Per il Consorzio di Bonifica Veronese, aggiunge Alex Vantini, Presidente del Consorzio di Bonifica Veronese: “la questione ambientale rimane centrale in ogni politica di gestione del territorio e delle acque. Da sempre il nostro ente, accanto alla sicurezza idraulica e alla gestione dell’irrigazione in settanta Comuni della provincia scaligera, presta la massima attenzione alle tematiche della tutela del territorio e del favorire la biodiversità, attraverso la realizzazione di interventi gestiti direttamente con il proprio personale o in collaborazione con enti territoriali, agenzie regionali e realtà private, come in questo importante progetto, destinato veramente a fare scuola”.
“L’importanza della tutela degli ecosistemi e delle risorse idriche che li sostengono appare quanto mai vitale per Veneto Agricoltura che, insieme alla Regione del Veneto, continua a svolgere attività e sperimentazioni in una gestione sempre più razionale della risorsa idrica e di adattamento al cambiamento climatico.” Commenta Nicola Dell'Acqua, Direttore di Veneto Agricoltura “La realizzazione di un’area forestale di infiltrazione (AFI) nel veronese è coerente con la strategia volta ad aumentare le risorse di acqua disponibili. Pertanto Veneto Agricoltura ha contribuito non solo condividendo le conoscenze tecniche acquisite nei vari progetti come Aquor e Redafi, ma anche fornendo le piante autoctone utili a preservare la biodiversità forestale”.
La fabbrica Coca-Cola HBC Italia di Nogara estrae l’acqua necessaria alla produzione da 5 pozzi che attingono da falde acquifere profonde.

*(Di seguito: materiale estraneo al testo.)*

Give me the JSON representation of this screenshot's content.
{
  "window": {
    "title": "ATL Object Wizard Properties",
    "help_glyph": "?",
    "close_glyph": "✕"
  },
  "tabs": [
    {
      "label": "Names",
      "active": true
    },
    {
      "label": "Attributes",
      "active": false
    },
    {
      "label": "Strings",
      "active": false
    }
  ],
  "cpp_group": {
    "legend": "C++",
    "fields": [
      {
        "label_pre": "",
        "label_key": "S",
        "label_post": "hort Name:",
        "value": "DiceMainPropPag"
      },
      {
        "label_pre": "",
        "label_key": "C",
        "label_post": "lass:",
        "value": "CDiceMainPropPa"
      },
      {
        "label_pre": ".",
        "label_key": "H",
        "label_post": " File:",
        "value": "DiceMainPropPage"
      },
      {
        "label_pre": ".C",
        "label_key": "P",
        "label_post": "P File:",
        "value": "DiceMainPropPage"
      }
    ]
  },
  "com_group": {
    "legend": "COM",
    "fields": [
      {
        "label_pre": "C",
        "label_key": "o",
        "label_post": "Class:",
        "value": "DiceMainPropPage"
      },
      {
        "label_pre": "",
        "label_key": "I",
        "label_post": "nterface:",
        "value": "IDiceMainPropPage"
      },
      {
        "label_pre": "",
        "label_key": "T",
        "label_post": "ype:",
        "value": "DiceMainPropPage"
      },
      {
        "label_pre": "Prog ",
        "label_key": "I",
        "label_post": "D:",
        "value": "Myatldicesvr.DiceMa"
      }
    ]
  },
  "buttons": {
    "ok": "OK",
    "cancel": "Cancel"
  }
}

Con un’intensità idrica di 1,59 litri consumati per litri di bevanda prodotta, la fabbrica di Nogara usa per le bibite 2/3 dell’acqua estratta annualmente. La restante parte, una volta depurata, viene reimmessa nel fiume Tartaro, dove torna a disposizione della comunità che, quando necessario, può utilizzarla per l’irrigazione dei campi della zona. Tutte queste attività sono svolte in piena ottempereanza alle autorizzazioni rilasciate dagli enti preposti. Lo stabilimento di Nogara è inoltre conforme ai requisiti Alliance for Water Stewardship (AWS) che attesta la gestione responsabile della risorsa idrica. La fabbrica veronese di Coca-Cola HBC Italia ha promosso nel tempo altre iniziative di sostenibilità ambientale dedicate al territorio in collaborazione con realtà locali. Tra queste, la collaborazione con la Cooperativa locale Cà Magre per il recupero e il risanamento della “Palude di Pellegrina” e il progetto Boscàja sviluppato con il Comitato Mag per la creazione di un bosco permanente a beneficio della biodiversità e della comunità locale.
Le iniziative di sostenibilità ambientale, economica e sociale realizzate da Coca-Cola HBC Italia sono rendicontate nel ventesimo rapporto di sostenibilità, “Celebriamo insieme il mondo di domani”, pubblicato a giugno 2024 e disponibile su www.lanostraricetta.it.